L’Argentine risque la faillite financière et l’isolement international
L’Argentine joue avec le feu. Dans ses arguments finaux destinés à la Cour d’Appel New York, le gouvernement argentin dirigé par la présidente Cristina Fernandez de Kirchner ne compte pas céder un pouce de terrain face aux fonds vautour qui ont refusé les restructurations de dette du pays en 2005 et 2010 et réclament 1,3 milliard de dollars au pays. Un jugement en faveur des fonds vautour créerait un dangereux précédent dans l’ensemble des restructurations de dettes souveraines du monde entier, selon Buenos Aires, laissant tous les pouvoirs aux mains de créanciers mineurs ne souhaitant pas participer aux échanges de titres proposés par les nations débitrices. L’Argentine a ainsi précisé que si la Cour d’Appel ordonnait le paiement de cette somme, d’autres créanciers pourraient à leur tour sonner à la porte du pays pour réclamer un total de 43 milliards de dollars. De quoi pousser son économie à la ruine.
Une maigre porte restait cependant ouverte, le pays proposant un nouvel accord d’échange de dette avec les fonds vautour sous les mêmes termes que les précédents. Or, dans le même temps, un groupe de créanciers ayant participé aux restructurations de 2005 et 2010 indiquait vendredi que certaines institutions détenant plus de 500 millions de créances sur le pays, dont Gramercy, mais aussi BNP Paribas et Grantham, Mayo Van Otterloo & Co, seraient prêts à discuter d’un nouvel échange. Le risque demeure néanmoins élevé que le gouvernement argentin, sous pression, décide finalement de ne rembourser aucun créancier, se mettant ainsi en situation de défaut. «L’essence d’une décision de justice équitable est qu’elle soit juste pour l’ensemble des parties, pas uniquement pour les plaignants, et qu’elle ne crée pas plus de mal que celui qu’elle est censée soigner» indiquait ainsi le pays dans son communiqué à la Cour d’Appel.

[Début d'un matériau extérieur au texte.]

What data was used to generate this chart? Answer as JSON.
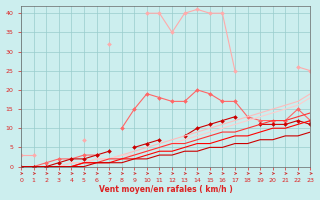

Un risque énorme pour un pays déjà privé d’accès aux marchés internationaux de capitaux, et sous la menace d’une exclusion du FMI. En effet, après plusieurs mises en garde, le Conseil d’administration du FMI a adopté une déclaration de censure à l’encontre de l’Argentine, appelant son gouvernement à corriger sans délai les inexactitudes de ses statistiques économiques, sous peine d’exclusion. En cause: l’inflation annoncée à 10,8% par Buenos Aires, alors que les évaluations d’instituts privés font état d’une inflation galopante de plus de 25%.